Une heure du matin. Lundi 11 mai 2023. Impossible de dormir. Demain, enfin tout à l’heure, sera le jour d’après. Cela fait trois ans que le monde est confiné. À l’origine, il était question de quelques mois seulement. Le Coronavirus, venu d’on ne sait où, a débarqué sur terre en ce début d’année 2020 et contraint l’activité humaine du monde entier à stopper net. Il y eut plusieurs tentatives de dé confinement, mais à chaque fois, le Covid-191, jugeant que la planète terre n’était pas assez épurée, attaquait de plus belle.

Je m’appelle Hélène. Au début, du haut de mes treize ans, je me suis réjouie de ce grand merdier et étais ravie de ne plus aller au collège. Cela tombait à pic, j’en avais marre de me faire harceler par la bande de Charlène, cette espèce de grande chèvre qui, pour je ne sais quelle raison, peut-être parce que je déchire tout en classe, me déteste et me traite de boloss à la récré. Les premières semaines, tout le monde était en panique, les profs, les parents et même le poisson rouge qui se demandait dans son bocal pourquoi tant d’agitation autour de lui dans cette maison d’ordinaire si calme. Je n’en revenais pas comme je trouvais cela cool ces retrouvailles en famille même si, au début, il y a eu quelques heurts, histoire pour chacun de retrouver ses marques.

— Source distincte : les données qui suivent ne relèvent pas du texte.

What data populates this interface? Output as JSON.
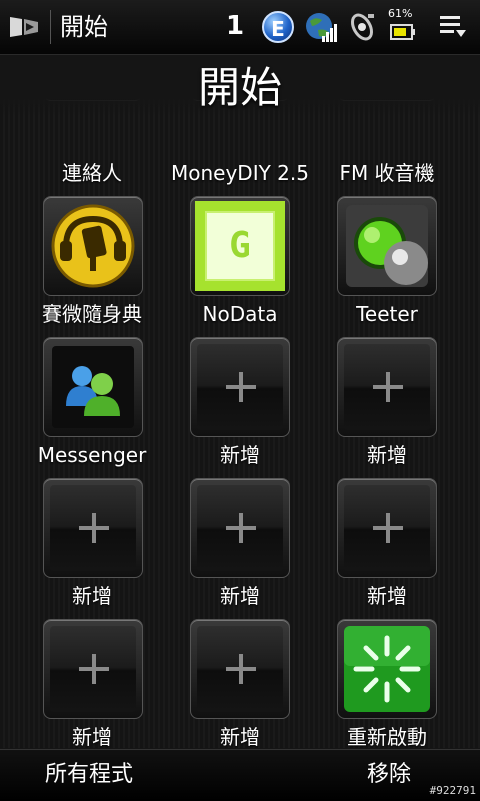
{
  "status_bar": {
    "title": "開始",
    "count": "1",
    "e_icon_letter": "E",
    "battery_percent": "61%"
  },
  "page_title": "開始",
  "tiles": [
    {
      "label": "連絡人",
      "icon": "contacts-icon"
    },
    {
      "label": "MoneyDIY 2.5",
      "icon": "moneydiy-icon"
    },
    {
      "label": "FM 收音機",
      "icon": "fm-radio-icon"
    },
    {
      "label": "賽微隨身典",
      "icon": "dictionary-icon"
    },
    {
      "label": "NoData",
      "icon": "nodata-icon",
      "icon_letter": "G"
    },
    {
      "label": "Teeter",
      "icon": "teeter-icon"
    },
    {
      "label": "Messenger",
      "icon": "messenger-icon"
    },
    {
      "label": "新增",
      "icon": "plus-icon"
    },
    {
      "label": "新增",
      "icon": "plus-icon"
    },
    {
      "label": "新增",
      "icon": "plus-icon"
    },
    {
      "label": "新增",
      "icon": "plus-icon"
    },
    {
      "label": "新增",
      "icon": "plus-icon"
    },
    {
      "label": "新增",
      "icon": "plus-icon"
    },
    {
      "label": "新增",
      "icon": "plus-icon"
    },
    {
      "label": "重新啟動",
      "icon": "restart-icon"
    }
  ],
  "softkeys": {
    "left": "所有程式",
    "right": "移除"
  },
  "watermark": "#922791",
  "colors": {
    "background": "#151515",
    "nodata_green": "#a6e22e",
    "restart_green": "#1f9a1f",
    "teeter_green": "#5fd21f"
  }
}
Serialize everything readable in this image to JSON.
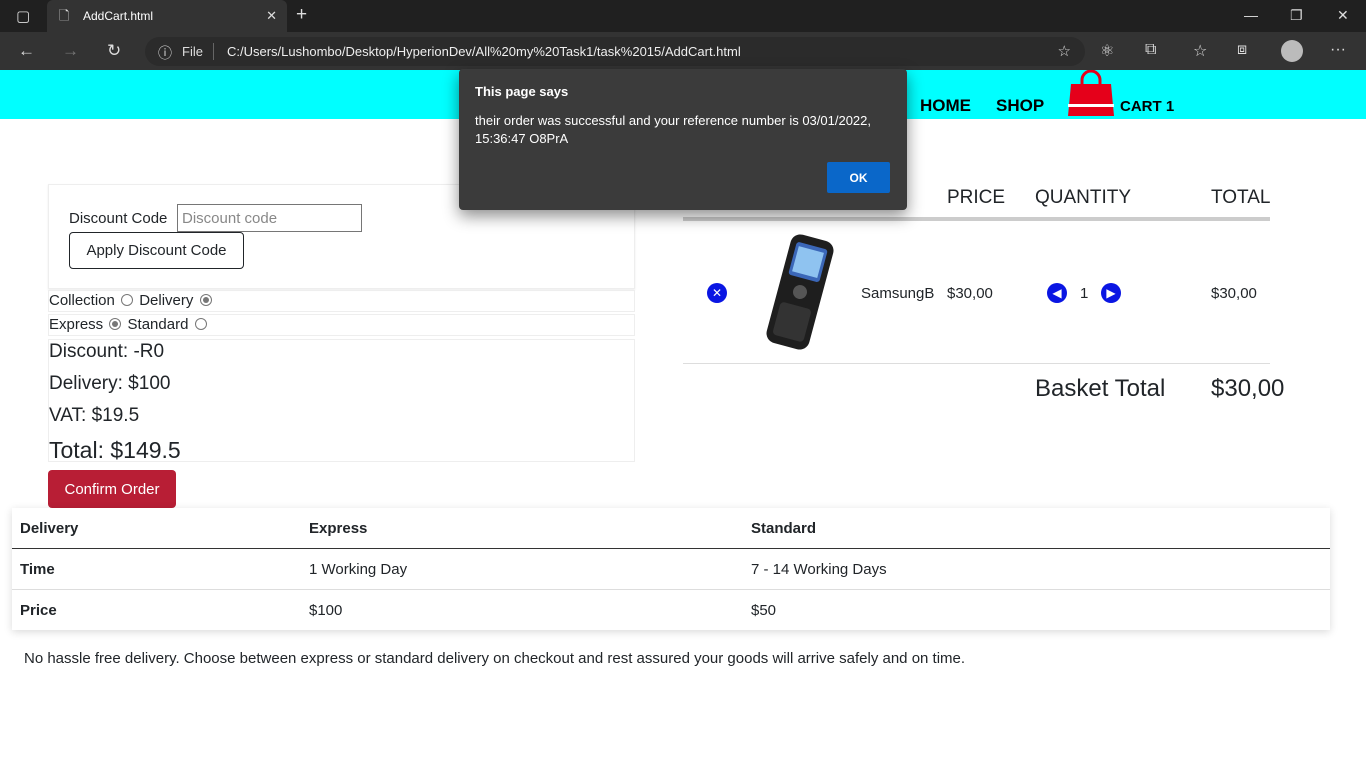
{
  "browser": {
    "tab_title": "AddCart.html",
    "file_label": "File",
    "url": "C:/Users/Lushombo/Desktop/HyperionDev/All%20my%20Task1/task%2015/AddCart.html"
  },
  "header": {
    "nav": [
      "HOME",
      "SHOP"
    ],
    "cart_label": "CART 1",
    "colors": {
      "bg": "#00ffff",
      "bag": "#e5001a"
    }
  },
  "discount": {
    "label": "Discount Code",
    "placeholder": "Discount code",
    "apply_label": "Apply Discount Code"
  },
  "options": {
    "collection": "Collection",
    "delivery": "Delivery",
    "express": "Express",
    "standard": "Standard",
    "selected_method": "Delivery",
    "selected_speed": "Express"
  },
  "summary": {
    "discount": "Discount: -R0",
    "delivery": "Delivery: $100",
    "vat": "VAT: $19.5",
    "total": "Total: $149.5"
  },
  "confirm_label": "Confirm Order",
  "cart": {
    "headers": [
      "PRICE",
      "QUANTITY",
      "TOTAL"
    ],
    "item": {
      "name": "SamsungB",
      "price": "$30,00",
      "qty": "1",
      "total": "$30,00"
    },
    "basket_total_label": "Basket Total",
    "basket_total": "$30,00"
  },
  "delivery_table": {
    "headers": [
      "Delivery",
      "Express",
      "Standard"
    ],
    "rows": [
      [
        "Time",
        "1 Working Day",
        "7 - 14 Working Days"
      ],
      [
        "Price",
        "$100",
        "$50"
      ]
    ]
  },
  "footnote": "No hassle free delivery. Choose between express or standard delivery on checkout and rest assured your goods will arrive safely and on time.",
  "dialog": {
    "title": "This page says",
    "message": "their order was successful and your reference number is 03/01/2022, 15:36:47 O8PrA",
    "ok": "OK"
  }
}
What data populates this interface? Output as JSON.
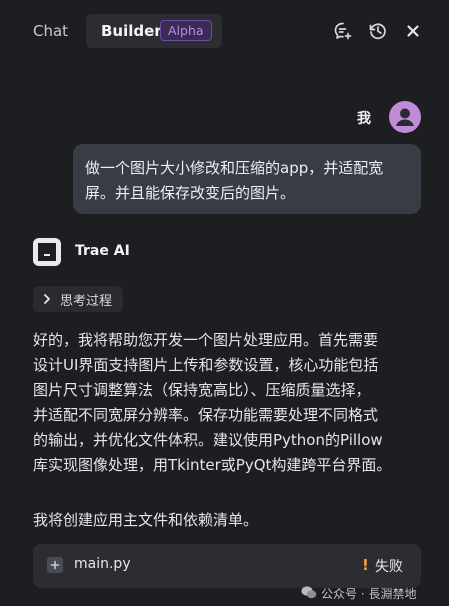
{
  "header": {
    "tabs": [
      {
        "label": "Chat",
        "active": false
      },
      {
        "label": "Builder",
        "active": true,
        "badge": "Alpha"
      }
    ],
    "actions": [
      "new-chat-icon",
      "history-icon",
      "close-icon"
    ]
  },
  "user_message": {
    "author": "我",
    "avatar": "user-avatar-icon",
    "lines": [
      "做一个图片大小修改和压缩的app，并适配宽",
      "屏。并且能保存改变后的图片。"
    ]
  },
  "ai_message": {
    "author": "Trae AI",
    "thinking_label": "思考过程",
    "paragraph_lines": [
      "好的，我将帮助您开发一个图片处理应用。首先需要",
      "设计UI界面支持图片上传和参数设置，核心功能包括",
      "图片尺寸调整算法（保持宽高比）、压缩质量选择，",
      "并适配不同宽屏分辨率。保存功能需要处理不同格式",
      "的输出，并优化文件体积。建议使用Python的Pillow",
      "库实现图像处理，用Tkinter或PyQt构建跨平台界面。"
    ],
    "followup": "我将创建应用主文件和依赖清单。",
    "file": {
      "name": "main.py",
      "status_icon": "!",
      "status": "失败"
    }
  },
  "watermark": {
    "text": "公众号 · 長淵禁地"
  },
  "colors": {
    "background": "#1d1e22",
    "accent": "#b589f5",
    "error": "#f0a13a",
    "avatar": "#c28bd8"
  }
}
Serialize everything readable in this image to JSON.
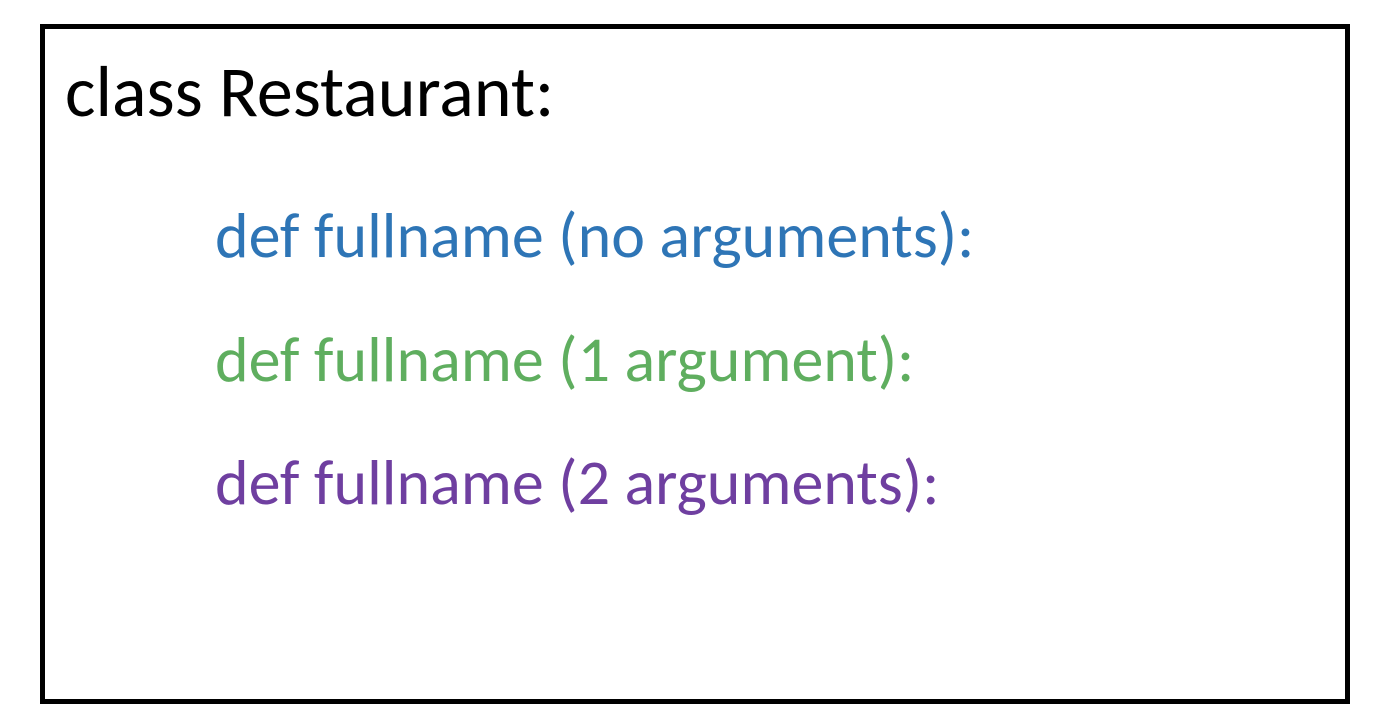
{
  "class_header": "class Restaurant:",
  "methods": {
    "line1": "def fullname (no arguments):",
    "line2": "def fullname (1 argument):",
    "line3": "def fullname (2 arguments):"
  },
  "colors": {
    "border": "#000000",
    "text_default": "#000000",
    "method1": "#2e75b6",
    "method2": "#5fae5f",
    "method3": "#6f3fa0"
  }
}
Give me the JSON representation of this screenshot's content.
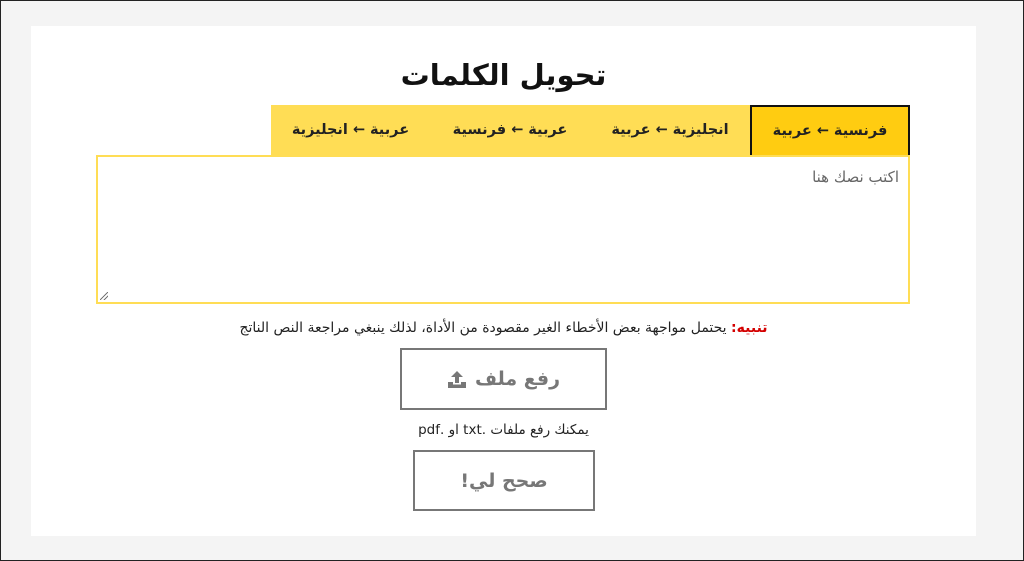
{
  "page": {
    "title": "تحويل الكلمات"
  },
  "tabs": [
    {
      "from": "فرنسية",
      "to": "عربية",
      "active": true
    },
    {
      "from": "انجليزية",
      "to": "عربية",
      "active": false
    },
    {
      "from": "عربية",
      "to": "فرنسية",
      "active": false
    },
    {
      "from": "عربية",
      "to": "انجليزية",
      "active": false
    }
  ],
  "tab_arrow": "←",
  "input": {
    "value": "",
    "placeholder": "اكتب  نصك  هنا"
  },
  "warning": {
    "label": "تنبيه:",
    "text": " يحتمل مواجهة بعض الأخطاء الغير مقصودة من الأداة، لذلك ينبغي مراجعة النص الناتج"
  },
  "upload": {
    "label": "رفع ملف",
    "icon": "upload-icon"
  },
  "file_hint": "يمكنك رفع ملفات .txt او .pdf",
  "correct": {
    "label": "صحح لي!"
  },
  "colors": {
    "tab_bar": "#ffdd55",
    "active_tab": "#ffcc11",
    "warning": "#d40000",
    "button_border": "#777777"
  }
}
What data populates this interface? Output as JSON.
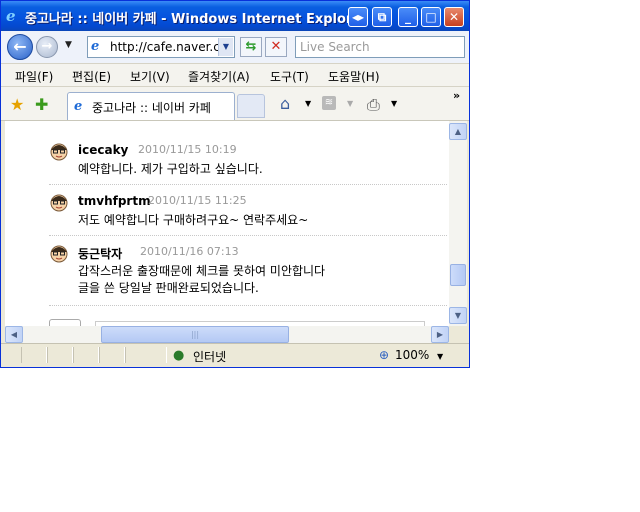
{
  "window": {
    "title": "중고나라 :: 네이버 카페 - Windows Internet Explorer",
    "btn_restore_icon": "◂▸",
    "btn_min_icon": "_",
    "btn_max_icon": "□",
    "btn_close_icon": "✕"
  },
  "address": {
    "url": "http://cafe.naver.com/joonggonara",
    "search_placeholder": "Live Search"
  },
  "menu": [
    "파일(F)",
    "편집(E)",
    "보기(V)",
    "즐겨찾기(A)",
    "도구(T)",
    "도움말(H)"
  ],
  "tab": {
    "label": "중고나라 :: 네이버 카페"
  },
  "comments": [
    {
      "author": "icecaky",
      "date": "2010/11/15 10:19",
      "lines": [
        "예약합니다. 제가 구입하고 싶습니다."
      ]
    },
    {
      "author": "tmvhfprtm",
      "date": "2010/11/15 11:25",
      "lines": [
        "저도 예약합니다 구매하려구요~ 연락주세요~"
      ]
    },
    {
      "author": "둥근탁자",
      "date": "2010/11/16 07:13",
      "lines": [
        "갑작스러운 출장때문에 체크를 못하여 미안합니다",
        "글을 쓴 당일날 판매완료되었습니다."
      ]
    }
  ],
  "status": {
    "zone": "인터넷",
    "zoom": "100%"
  }
}
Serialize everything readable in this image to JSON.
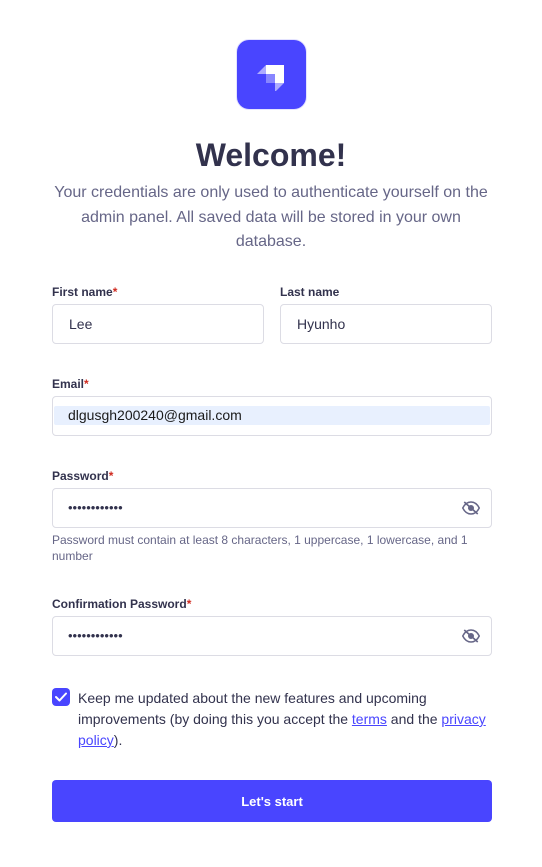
{
  "header": {
    "logo_icon": "strapi-logo-icon",
    "title": "Welcome!",
    "subtitle": "Your credentials are only used to authenticate yourself on the admin panel. All saved data will be stored in your own database."
  },
  "form": {
    "first_name": {
      "label": "First name",
      "required_mark": "*",
      "value": "Lee"
    },
    "last_name": {
      "label": "Last name",
      "value": "Hyunho"
    },
    "email": {
      "label": "Email",
      "required_mark": "*",
      "value": "dlgusgh200240@gmail.com"
    },
    "password": {
      "label": "Password",
      "required_mark": "*",
      "masked_value": "••••••••••••",
      "hint": "Password must contain at least 8 characters, 1 uppercase, 1 lowercase, and 1 number",
      "toggle_icon": "eye-off-icon"
    },
    "confirm_password": {
      "label": "Confirmation Password",
      "required_mark": "*",
      "masked_value": "••••••••••••",
      "toggle_icon": "eye-off-icon"
    },
    "news": {
      "checked": true,
      "text_before": "Keep me updated about the new features and upcoming improvements (by doing this you accept the ",
      "terms_link": "terms",
      "text_middle": " and the ",
      "privacy_link": "privacy policy",
      "text_after": ")."
    },
    "submit_label": "Let's start"
  },
  "colors": {
    "primary": "#4945ff",
    "text": "#32324d",
    "muted": "#666687",
    "required": "#d02b20",
    "border": "#dcdce4",
    "autofill": "#e8f0fe"
  }
}
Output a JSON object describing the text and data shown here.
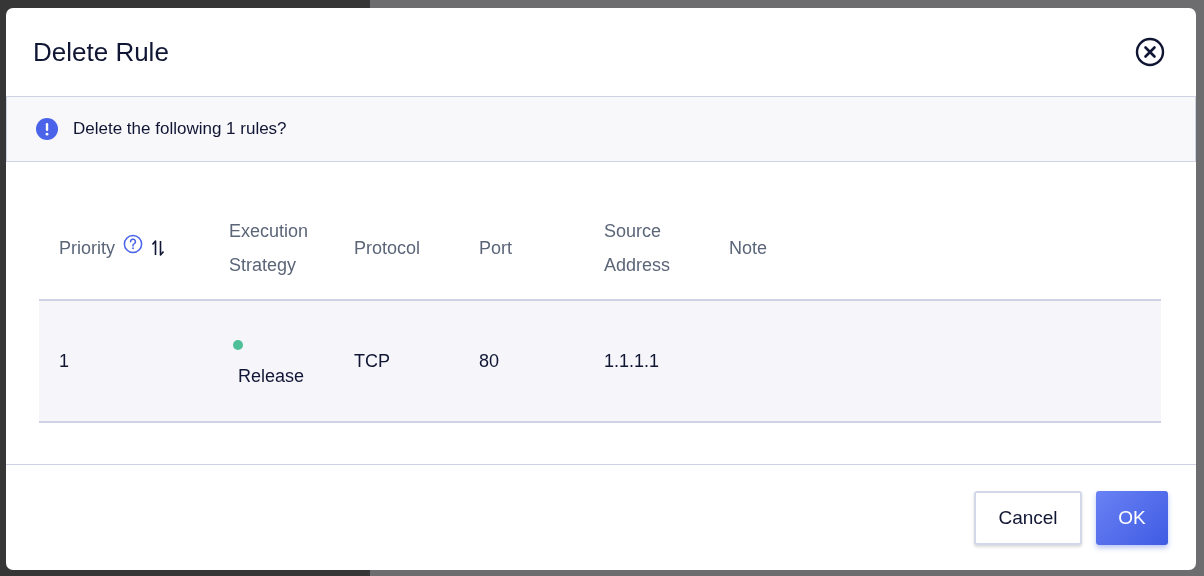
{
  "dialog": {
    "title": "Delete Rule"
  },
  "alert": {
    "message": "Delete the following 1 rules?"
  },
  "table": {
    "columns": [
      {
        "label": "Priority",
        "help": true,
        "sortable": true
      },
      {
        "label": "Execution Strategy",
        "help": false,
        "sortable": false
      },
      {
        "label": "Protocol",
        "help": false,
        "sortable": false
      },
      {
        "label": "Port",
        "help": false,
        "sortable": false
      },
      {
        "label": "Source Address",
        "help": false,
        "sortable": false
      },
      {
        "label": "Note",
        "help": false,
        "sortable": false
      }
    ],
    "rows": [
      {
        "priority": "1",
        "strategy": {
          "label": "Release",
          "color": "#4fbf98"
        },
        "protocol": "TCP",
        "port": "80",
        "source": "1.1.1.1"
      }
    ]
  },
  "buttons": [
    {
      "label": "Cancel",
      "kind": "secondary"
    },
    {
      "label": "OK",
      "kind": "primary"
    }
  ]
}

    • Qu’est-ce que je peux faire pour me rendre utile, s’aventura mon père, en mettant les pieds dans la cuisine juste avant l’heure de passer à table ?
    • Je ne sais pas, lui répondit ma mère, va faire un tour sur internet, renseigne-toi sur la charge mentale des femmes, commence un cours de cuisine pour les nuls, regarde un tutoriel sur le fonctionnement des machines à laver le linge, la vaisselle ou encore comment vider un sac d’aspirateur, puis s’il te reste du temps, tu peux mettre la table.

Voilà pour l’ambiance entre les parents. Entre mon frère Mario, dix ans, et moi, pas mieux.

    • Tu peux baisser ta musique de relou, j’essaie de me concentrer sur une dissert, lui dis-je aimablement.
    • Fais chier, j’men balek de ton taf, me répond-il sur un ton tout aussi gracieux. Puis, petit à petit, comprenant que nous allions, sous peu, nous entretuer, nous avons décidé de mettre en place de nouvelles règles. La première étant le respect inconditionnel de nos personnalités et espaces respectifs, la seconde d’être attentif à créer une atmosphère sereine et joyeuse. Ainsi, chacun avait pour responsabilité, à tour de rôle, de créer une animation nous permettant de partager un temps de loisirs en famille. Nous avons vécu des moments de ou avec des mises en scène, genre transformer l’appart en station de ski ou se confiner tous les quatre dans une tente de Touaregs au milieu du salon. Le balcon s’est ainsi transformé en potager à plusieurs étages sur une idée de Mario. Enfin, le dernier principe était la répartition équitable des tâches ménagères.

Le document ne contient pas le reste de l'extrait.